Le zoo fera sa propre promotion

Pour contrer une baisse de sa clientèle en 2013, le Zoo sauvage de Saint-Félicien va investir massivement dans la promotion du site cette année.
On veut éviter l'hémorragie de la chute de l'achalandage et avoir une meilleure force de frappe que la campagne menée par l'Association touristique régionale, qui est trop générale. «Il faut donner un coup de barre pour regagner de la clientèle. Nous investissons environ 300 000$ en promotion, et là on va faire plus, notamment en se regroupant avec la MRC», mentionne le président Réjean Lavoie, sans dévoiler la proportion de la baisse de l'achalandage.
Il considère que le Saguenay-Lac-Saint-Jean n'est plus assez attractif. Le Jardin zoologique doit donc s'afficher clairement comme le moteur de l'industrie touristique de la région. «Nous sommes la raison numéro 1 pour laquelle les gens viennent dans la région. De notre côté, nous pensons que la campagne de l'ATR devrait mettre plus d'emphase sur le zoo que sur le fjord du Saguenay. Le Saguenay-Lac-Saint-Jean a pris du recul par rapport aux autres régions et il faut réagir», lance-t-il.
Le site prend donc le taureau par les cornes et se prépare à développer une campagne de marketing majeure. «Nous voulons faire différemment en ciblant mieux nos interventions pour maximiser nos investissements», a indiqué pour sa part la directrice générale, Lauraine Gagnon.
Aussi, le site touristique veut profiter de la création d'un bureau du tourisme d'affaires pour mousser la tenue de congrès dans la MRC Domaine-du-Roy.
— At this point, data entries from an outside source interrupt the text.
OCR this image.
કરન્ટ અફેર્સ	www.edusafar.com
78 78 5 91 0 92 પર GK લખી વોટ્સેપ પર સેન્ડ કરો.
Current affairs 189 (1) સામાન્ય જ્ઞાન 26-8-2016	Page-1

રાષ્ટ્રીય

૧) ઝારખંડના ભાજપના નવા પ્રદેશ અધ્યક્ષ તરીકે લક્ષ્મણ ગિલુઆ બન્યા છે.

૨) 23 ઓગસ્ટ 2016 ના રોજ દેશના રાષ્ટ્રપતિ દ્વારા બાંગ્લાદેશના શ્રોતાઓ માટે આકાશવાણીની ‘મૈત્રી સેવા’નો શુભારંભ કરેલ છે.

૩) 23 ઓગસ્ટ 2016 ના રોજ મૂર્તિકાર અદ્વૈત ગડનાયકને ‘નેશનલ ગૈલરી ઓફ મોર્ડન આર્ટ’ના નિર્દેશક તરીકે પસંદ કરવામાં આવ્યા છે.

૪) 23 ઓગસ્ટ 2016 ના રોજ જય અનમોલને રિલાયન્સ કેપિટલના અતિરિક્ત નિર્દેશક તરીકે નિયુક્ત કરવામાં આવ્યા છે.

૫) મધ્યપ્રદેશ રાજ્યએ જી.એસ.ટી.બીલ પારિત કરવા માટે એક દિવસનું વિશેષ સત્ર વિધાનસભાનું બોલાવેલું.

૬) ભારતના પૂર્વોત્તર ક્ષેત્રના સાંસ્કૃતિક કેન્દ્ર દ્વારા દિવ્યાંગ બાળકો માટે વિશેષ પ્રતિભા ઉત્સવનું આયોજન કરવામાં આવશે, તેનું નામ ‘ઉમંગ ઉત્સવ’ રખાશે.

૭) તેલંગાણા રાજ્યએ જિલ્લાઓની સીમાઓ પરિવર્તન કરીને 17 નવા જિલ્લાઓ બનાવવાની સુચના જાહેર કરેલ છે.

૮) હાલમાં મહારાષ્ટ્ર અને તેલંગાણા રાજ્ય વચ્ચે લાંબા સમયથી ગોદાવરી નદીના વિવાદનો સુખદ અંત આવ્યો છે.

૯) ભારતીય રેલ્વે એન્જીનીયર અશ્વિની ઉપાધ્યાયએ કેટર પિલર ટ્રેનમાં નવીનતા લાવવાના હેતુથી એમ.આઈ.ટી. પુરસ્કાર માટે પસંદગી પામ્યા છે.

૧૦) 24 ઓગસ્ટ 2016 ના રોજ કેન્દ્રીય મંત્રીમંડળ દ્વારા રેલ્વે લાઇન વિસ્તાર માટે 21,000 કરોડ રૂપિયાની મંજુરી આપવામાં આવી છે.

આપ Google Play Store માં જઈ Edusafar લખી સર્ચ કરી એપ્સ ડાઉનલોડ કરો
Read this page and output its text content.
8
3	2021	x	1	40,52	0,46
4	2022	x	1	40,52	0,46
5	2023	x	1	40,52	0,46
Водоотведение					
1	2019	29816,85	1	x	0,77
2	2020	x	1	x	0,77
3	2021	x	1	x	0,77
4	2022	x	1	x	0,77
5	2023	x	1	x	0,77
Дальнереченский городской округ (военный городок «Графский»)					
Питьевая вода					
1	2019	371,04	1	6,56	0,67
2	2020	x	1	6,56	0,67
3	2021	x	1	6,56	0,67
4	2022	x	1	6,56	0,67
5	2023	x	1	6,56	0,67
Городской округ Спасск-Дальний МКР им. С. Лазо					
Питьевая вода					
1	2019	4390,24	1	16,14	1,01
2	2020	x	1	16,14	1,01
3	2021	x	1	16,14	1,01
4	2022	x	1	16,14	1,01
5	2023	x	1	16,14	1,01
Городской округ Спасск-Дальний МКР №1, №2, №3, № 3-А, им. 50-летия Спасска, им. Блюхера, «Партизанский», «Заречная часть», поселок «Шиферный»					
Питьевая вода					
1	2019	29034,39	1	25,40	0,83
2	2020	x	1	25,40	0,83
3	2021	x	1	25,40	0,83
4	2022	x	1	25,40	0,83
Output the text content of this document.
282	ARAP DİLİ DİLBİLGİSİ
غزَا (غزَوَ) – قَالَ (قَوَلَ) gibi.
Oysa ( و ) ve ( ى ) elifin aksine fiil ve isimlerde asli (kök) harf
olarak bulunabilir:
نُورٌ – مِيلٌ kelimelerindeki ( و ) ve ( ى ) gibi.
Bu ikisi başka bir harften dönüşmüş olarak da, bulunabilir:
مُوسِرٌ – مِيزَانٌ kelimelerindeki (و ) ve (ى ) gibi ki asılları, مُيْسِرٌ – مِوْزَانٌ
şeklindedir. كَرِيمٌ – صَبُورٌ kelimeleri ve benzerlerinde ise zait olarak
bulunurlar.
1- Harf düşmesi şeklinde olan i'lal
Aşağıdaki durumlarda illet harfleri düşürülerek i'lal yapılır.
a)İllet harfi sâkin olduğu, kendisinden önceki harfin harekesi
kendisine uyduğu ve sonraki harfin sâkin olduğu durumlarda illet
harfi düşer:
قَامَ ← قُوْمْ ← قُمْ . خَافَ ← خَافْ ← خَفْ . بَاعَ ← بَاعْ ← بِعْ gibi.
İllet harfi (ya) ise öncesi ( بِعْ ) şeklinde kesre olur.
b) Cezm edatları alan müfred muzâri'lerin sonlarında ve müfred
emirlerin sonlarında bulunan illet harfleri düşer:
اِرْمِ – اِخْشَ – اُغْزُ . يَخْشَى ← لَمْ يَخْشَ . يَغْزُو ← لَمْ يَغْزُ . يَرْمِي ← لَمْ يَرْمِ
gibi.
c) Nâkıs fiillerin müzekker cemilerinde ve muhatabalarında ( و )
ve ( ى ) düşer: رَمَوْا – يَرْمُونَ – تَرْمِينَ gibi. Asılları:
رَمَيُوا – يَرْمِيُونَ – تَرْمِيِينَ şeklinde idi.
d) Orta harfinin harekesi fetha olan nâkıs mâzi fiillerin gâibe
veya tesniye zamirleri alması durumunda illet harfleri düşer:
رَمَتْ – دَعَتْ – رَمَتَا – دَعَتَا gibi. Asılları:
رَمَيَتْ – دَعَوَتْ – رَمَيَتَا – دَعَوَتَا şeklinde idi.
Des actions conjointes verront le jour pour vendre Saint-Félicien, Roberval et les autres localités comme destination touristique de choix. Inévitablement, cette campagne aura des répercussions sur les deux sites majeurs de la région: le Zoo et le Village historique de Val-Jalbert.
On pense même engager un spécialiste du marketing que se partagerait le zoo et le bureau des congrès.
La directrice générale du Zoo sauvage, Lauraine Gagnon, n'a pas voulu chiffrer la baisse du nombre de visiteurs de 2013. «Je ne peux pas vous confirmer cette information. Il reste des compilations à faire. De toute façon, nous attendons à l'assemblée générale annuelle pour dévoiler nos chiffres de fréquentation», mentionne-t-elle. En 2012, le nombre de visiteurs avait été de 170 948, soit une baisse de 6% par rapport à l'année précédente.